In your news report on plans to promote more homebirths, an impression was created of homebirths being undesirable, dangerous and potentially creating major legal problems for GPs ('GPs alarmed by moves to offer more home births', November 4.)

Where a hospital environment is the appropriate place to give birth for high-risk pregnancies, it might well be a less-suitable environment for low-risk pregnancies.

The move towards increasing medicalisation of birth over the last 30 years has done little to make childbirth safer and is largely responsible for some of the current major issues in maternity care, including increasing intervention rates, reduced satisfaction with the quality of the experience, and significant difficulties in retaining experienced midwives, who increasingly find they cannot work satisfactorily in a medically led setting for childbirth.

In contrast, childbirth out of the acute hospital setting, either at home or in midwife-led maternity units (birth centres), has been shown to be safe for carefully selected low-risk pregnancies (up to 50 per cent of all pregnancies), lead to very high patient satisfaction rates and allow midwives to do the job they have been trained to do in a way they want to do it. It is not surprising that where our local acute hospitals have major problems retaining and recruiting staff, our community hospital-attached midwife-led maternity unit has a waiting list of staff wanting to work there.

Comments are also made on the legal position of GPs, which are incorrect.

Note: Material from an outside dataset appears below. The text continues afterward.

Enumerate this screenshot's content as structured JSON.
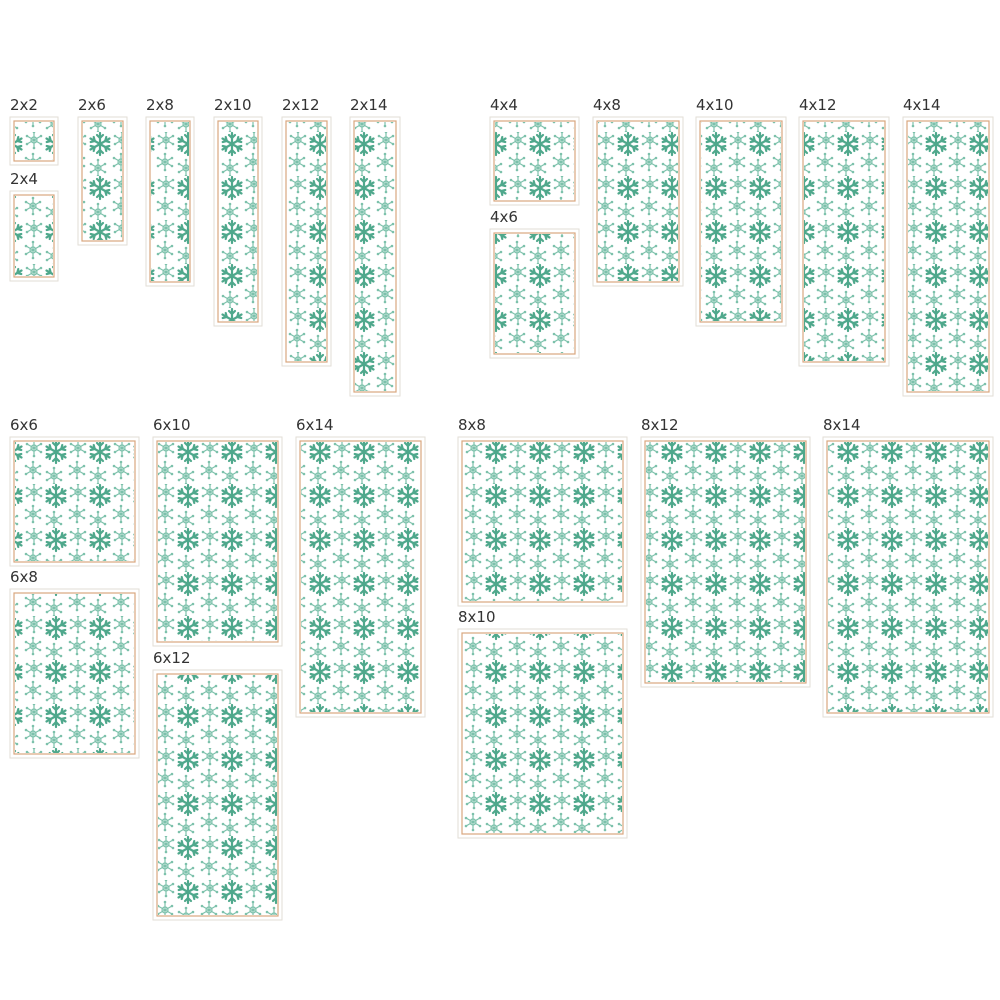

In this context it is quite surprising that nobody seems to mention the existence, let alone the roles and responsibilities, of midwives in homebirths.

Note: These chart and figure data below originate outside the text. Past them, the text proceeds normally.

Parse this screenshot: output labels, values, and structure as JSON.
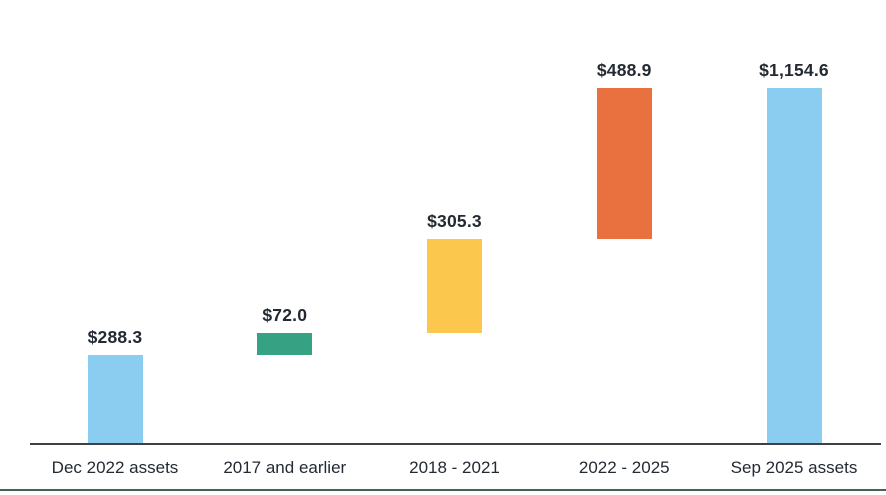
{
  "chart_data": {
    "type": "bar",
    "subtype": "waterfall",
    "title": "",
    "categories": [
      "Dec 2022 assets",
      "2017 and earlier",
      "2018 - 2021",
      "2022 - 2025",
      "Sep 2025 assets"
    ],
    "series": [
      {
        "name": "Assets",
        "values": [
          288.3,
          72.0,
          305.3,
          488.9,
          1154.6
        ]
      }
    ],
    "bars": [
      {
        "category": "Dec 2022 assets",
        "value": 288.3,
        "label": "$288.3",
        "kind": "total",
        "color": "#8BCDF0"
      },
      {
        "category": "2017 and earlier",
        "value": 72.0,
        "label": "$72.0",
        "kind": "increase",
        "color": "#37A183"
      },
      {
        "category": "2018 - 2021",
        "value": 305.3,
        "label": "$305.3",
        "kind": "increase",
        "color": "#FBC84D"
      },
      {
        "category": "2022 - 2025",
        "value": 488.9,
        "label": "$488.9",
        "kind": "increase",
        "color": "#E97140"
      },
      {
        "category": "Sep 2025 assets",
        "value": 1154.6,
        "label": "$1,154.6",
        "kind": "total",
        "color": "#8BCDF0"
      }
    ],
    "xlabel": "",
    "ylabel": "",
    "ylim": [
      0,
      1185
    ],
    "grid": false,
    "legend": false,
    "axis": {
      "baseline_color": "#3F4040",
      "bottom_rule_color": "#466352",
      "label_color": "#232A33"
    }
  }
}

It is important to realise that midwives are highly trained professionals in their own right and are able to deal with all aspects of normal childbirth without involvement of GPs.

If problems occur, as will happen whether a birth takes place inside or outside hospital, they are trained to deal with these and there is no question of GPs being liable for the actions of a midwife.

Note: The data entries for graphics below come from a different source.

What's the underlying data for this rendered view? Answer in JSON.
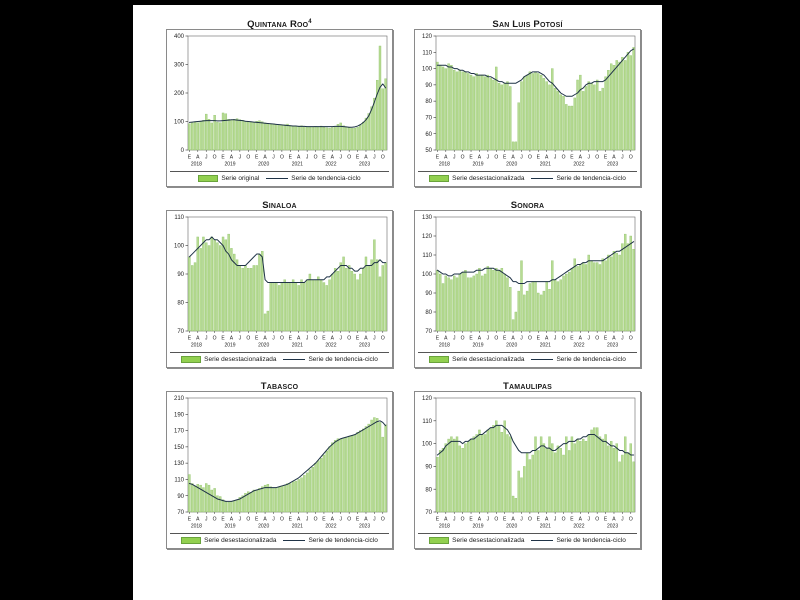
{
  "page": {
    "background": "#000000",
    "panel_background": "#ffffff"
  },
  "colors": {
    "bar_fill": "#b7db93",
    "bar_border": "#8cc066",
    "legend_swatch": "#92d050",
    "trend_line": "#1f3347",
    "plot_frame": "#666666",
    "text": "#1a1a1a"
  },
  "x_axis": {
    "month_tick_labels": [
      "E",
      "A",
      "J",
      "O"
    ],
    "years": [
      "2018",
      "2019",
      "2020",
      "2021",
      "2022",
      "2023"
    ]
  },
  "chart_data": [
    {
      "type": "bar",
      "title": "Quintana Roo",
      "title_sup": "4",
      "bar_label": "Serie original",
      "trend_label": "Serie de tendencia-ciclo",
      "ylim": [
        0,
        400
      ],
      "y_ticks": [
        0,
        100,
        200,
        300,
        400
      ],
      "x_range": "Enero 2018 - Noviembre 2023",
      "values": [
        92,
        95,
        98,
        96,
        100,
        104,
        126,
        108,
        95,
        122,
        98,
        96,
        130,
        127,
        108,
        106,
        108,
        110,
        106,
        104,
        101,
        99,
        98,
        97,
        101,
        103,
        99,
        95,
        93,
        91,
        92,
        90,
        89,
        88,
        89,
        91,
        86,
        84,
        83,
        84,
        85,
        83,
        82,
        81,
        82,
        83,
        82,
        84,
        80,
        78,
        77,
        79,
        83,
        90,
        95,
        85,
        80,
        78,
        76,
        77,
        80,
        88,
        98,
        112,
        128,
        152,
        182,
        245,
        365,
        215,
        250
      ],
      "trend": [
        97,
        98,
        99,
        100,
        101,
        102,
        103,
        103,
        103,
        103,
        102,
        102,
        103,
        104,
        105,
        106,
        106,
        105,
        104,
        103,
        101,
        100,
        99,
        98,
        97,
        96,
        95,
        94,
        93,
        92,
        91,
        90,
        89,
        88,
        87,
        86,
        85,
        84,
        84,
        83,
        83,
        83,
        82,
        82,
        82,
        82,
        82,
        82,
        82,
        82,
        82,
        82,
        83,
        83,
        83,
        82,
        81,
        80,
        80,
        81,
        84,
        89,
        96,
        106,
        120,
        142,
        168,
        196,
        220,
        232,
        218
      ]
    },
    {
      "type": "bar",
      "title": "San Luis Potosí",
      "bar_label": "Serie desestacionalizada",
      "trend_label": "Serie de tendencia-ciclo",
      "ylim": [
        50,
        120
      ],
      "y_ticks": [
        50,
        60,
        70,
        80,
        90,
        100,
        110,
        120
      ],
      "x_range": "Enero 2018 - Noviembre 2023",
      "values": [
        104,
        102,
        101,
        100,
        103,
        102,
        99,
        98,
        99,
        98,
        98,
        97,
        96,
        95,
        97,
        96,
        96,
        95,
        96,
        94,
        93,
        101,
        91,
        90,
        91,
        92,
        89,
        55,
        55,
        79,
        92,
        95,
        96,
        98,
        97,
        98,
        97,
        96,
        94,
        92,
        90,
        100,
        88,
        86,
        84,
        83,
        78,
        77,
        77,
        82,
        93,
        96,
        86,
        89,
        92,
        91,
        90,
        93,
        86,
        88,
        95,
        99,
        103,
        102,
        105,
        104,
        107,
        105,
        110,
        108,
        113
      ],
      "trend": [
        102,
        102,
        102,
        102,
        101,
        101,
        100,
        100,
        99,
        99,
        98,
        98,
        97,
        97,
        96,
        96,
        96,
        96,
        95,
        95,
        94,
        93,
        92,
        92,
        91,
        91,
        91,
        91,
        91,
        92,
        93,
        95,
        96,
        97,
        98,
        98,
        98,
        97,
        96,
        94,
        92,
        91,
        89,
        87,
        85,
        84,
        83,
        83,
        83,
        84,
        85,
        87,
        88,
        90,
        91,
        91,
        92,
        92,
        92,
        92,
        93,
        95,
        97,
        99,
        101,
        103,
        105,
        107,
        109,
        111,
        112
      ]
    },
    {
      "type": "bar",
      "title": "Sinaloa",
      "bar_label": "Serie desestacionalizada",
      "trend_label": "Serie de tendencia-ciclo",
      "ylim": [
        70,
        110
      ],
      "y_ticks": [
        70,
        80,
        90,
        100,
        110
      ],
      "x_range": "Enero 2018 - Noviembre 2023",
      "values": [
        96,
        93,
        94,
        103,
        99,
        103,
        101,
        100,
        103,
        102,
        101,
        100,
        103,
        102,
        104,
        99,
        97,
        95,
        93,
        92,
        93,
        92,
        92,
        93,
        93,
        97,
        98,
        76,
        77,
        87,
        87,
        87,
        86,
        87,
        88,
        87,
        87,
        88,
        87,
        86,
        88,
        87,
        88,
        90,
        88,
        88,
        89,
        88,
        87,
        86,
        88,
        90,
        92,
        91,
        94,
        96,
        92,
        93,
        91,
        90,
        88,
        90,
        92,
        96,
        93,
        95,
        102,
        95,
        89,
        93,
        94
      ],
      "trend": [
        96,
        97,
        98,
        99,
        100,
        101,
        102,
        102,
        103,
        102,
        102,
        101,
        100,
        98,
        97,
        95,
        94,
        93,
        93,
        93,
        93,
        94,
        95,
        96,
        97,
        97,
        96,
        88,
        87,
        87,
        87,
        87,
        87,
        87,
        87,
        87,
        87,
        87,
        87,
        87,
        87,
        87,
        88,
        88,
        88,
        88,
        88,
        88,
        88,
        89,
        89,
        90,
        91,
        92,
        93,
        93,
        93,
        92,
        92,
        91,
        91,
        92,
        92,
        93,
        93,
        93,
        94,
        94,
        95,
        94,
        94
      ]
    },
    {
      "type": "bar",
      "title": "Sonora",
      "bar_label": "Serie desestacionalizada",
      "trend_label": "Serie de tendencia-ciclo",
      "ylim": [
        70,
        130
      ],
      "y_ticks": [
        70,
        80,
        90,
        100,
        110,
        120,
        130
      ],
      "x_range": "Enero 2018 - Noviembre 2023",
      "values": [
        102,
        100,
        95,
        99,
        98,
        97,
        99,
        98,
        100,
        101,
        102,
        98,
        98,
        99,
        100,
        103,
        99,
        100,
        104,
        103,
        102,
        103,
        102,
        103,
        100,
        98,
        93,
        76,
        80,
        91,
        107,
        89,
        91,
        95,
        96,
        96,
        90,
        89,
        91,
        96,
        92,
        107,
        97,
        96,
        97,
        99,
        100,
        101,
        103,
        108,
        104,
        105,
        106,
        105,
        110,
        107,
        106,
        106,
        105,
        108,
        107,
        110,
        109,
        112,
        111,
        110,
        116,
        121,
        116,
        120,
        113
      ],
      "trend": [
        102,
        101,
        100,
        100,
        99,
        99,
        100,
        100,
        100,
        101,
        101,
        101,
        101,
        101,
        102,
        102,
        102,
        103,
        103,
        103,
        103,
        102,
        102,
        101,
        100,
        99,
        98,
        96,
        96,
        95,
        95,
        95,
        96,
        96,
        96,
        96,
        96,
        96,
        96,
        96,
        96,
        97,
        97,
        98,
        99,
        100,
        101,
        102,
        103,
        104,
        105,
        105,
        106,
        106,
        107,
        107,
        107,
        107,
        107,
        107,
        108,
        109,
        110,
        111,
        112,
        112,
        113,
        114,
        115,
        116,
        117
      ]
    },
    {
      "type": "bar",
      "title": "Tabasco",
      "bar_label": "Serie desestacionalizada",
      "trend_label": "Serie de tendencia-ciclo",
      "ylim": [
        70,
        210
      ],
      "y_ticks": [
        70,
        90,
        110,
        130,
        150,
        170,
        190,
        210
      ],
      "x_range": "Enero 2018 - Noviembre 2023",
      "values": [
        116,
        105,
        102,
        104,
        103,
        100,
        105,
        103,
        97,
        99,
        90,
        89,
        85,
        83,
        82,
        83,
        84,
        85,
        88,
        90,
        93,
        95,
        94,
        97,
        97,
        99,
        101,
        103,
        104,
        101,
        100,
        100,
        101,
        102,
        103,
        105,
        105,
        107,
        108,
        110,
        112,
        115,
        118,
        122,
        125,
        130,
        133,
        136,
        140,
        145,
        150,
        155,
        158,
        160,
        160,
        161,
        162,
        163,
        164,
        165,
        168,
        170,
        172,
        175,
        178,
        183,
        186,
        185,
        180,
        162,
        177
      ],
      "trend": [
        105,
        104,
        102,
        100,
        98,
        96,
        94,
        92,
        90,
        88,
        86,
        85,
        84,
        83,
        83,
        83,
        84,
        85,
        86,
        88,
        90,
        92,
        94,
        96,
        97,
        98,
        99,
        100,
        100,
        100,
        100,
        100,
        101,
        102,
        103,
        104,
        106,
        108,
        110,
        112,
        115,
        118,
        121,
        124,
        127,
        130,
        134,
        138,
        142,
        146,
        150,
        153,
        156,
        158,
        160,
        161,
        162,
        163,
        164,
        165,
        167,
        169,
        171,
        173,
        175,
        177,
        179,
        181,
        182,
        180,
        176
      ]
    },
    {
      "type": "bar",
      "title": "Tamaulipas",
      "bar_label": "Serie desestacionalizada",
      "trend_label": "Serie de tendencia-ciclo",
      "ylim": [
        70,
        120
      ],
      "y_ticks": [
        70,
        80,
        90,
        100,
        110,
        120
      ],
      "x_range": "Enero 2018 - Noviembre 2023",
      "values": [
        94,
        97,
        98,
        100,
        102,
        103,
        102,
        103,
        99,
        98,
        100,
        101,
        102,
        103,
        104,
        106,
        104,
        104,
        106,
        107,
        108,
        110,
        108,
        105,
        110,
        104,
        103,
        77,
        76,
        88,
        85,
        90,
        96,
        93,
        95,
        103,
        97,
        103,
        100,
        98,
        103,
        100,
        96,
        99,
        98,
        95,
        103,
        97,
        103,
        100,
        102,
        101,
        102,
        101,
        104,
        106,
        107,
        107,
        103,
        102,
        104,
        99,
        101,
        98,
        100,
        92,
        95,
        103,
        96,
        100,
        92
      ],
      "trend": [
        95,
        96,
        97,
        99,
        100,
        101,
        101,
        101,
        101,
        100,
        101,
        101,
        102,
        102,
        103,
        104,
        104,
        105,
        106,
        107,
        107,
        108,
        108,
        108,
        107,
        106,
        104,
        101,
        99,
        97,
        96,
        96,
        96,
        96,
        97,
        97,
        98,
        99,
        99,
        98,
        98,
        97,
        97,
        98,
        99,
        100,
        100,
        101,
        101,
        101,
        102,
        102,
        103,
        103,
        104,
        104,
        104,
        103,
        102,
        101,
        101,
        100,
        99,
        99,
        98,
        97,
        97,
        96,
        96,
        95,
        95
      ]
    }
  ]
}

However, if called to attend an obstetric emergency, a GP will need to deal with this as he/she would for any medical emergency. I would think legal action is more likely in the case of a GP refusing to respond, rather then in the case of an attending GP performing to the standards of a GP 'with similar skills and standing' (the Bolam test).

Nobody will expect a GP to be a mini obstetrician, and to get a forceps out of their bag to deliver a baby, and in many cases advising urgent transfer to a maternity unit, will be all that reasonably could be expected.

It is likely that the children and maternity NSF, currently being worked on, is going to emphasise the need for more births to take place outside consultant-led maternity units, with an increased role for midwives in settings more conducive to natural childbirth, like birth centres and at home.

Rather then resisting these developments, GPs would do well by preparing for this by familiarising themselves with the current evidence, by listening to their colleague midwives and patients and by taking a constructive attitude, so they will be in a better position to help their pregnant patients to make an informed choice on where they would like their child's birth to take place.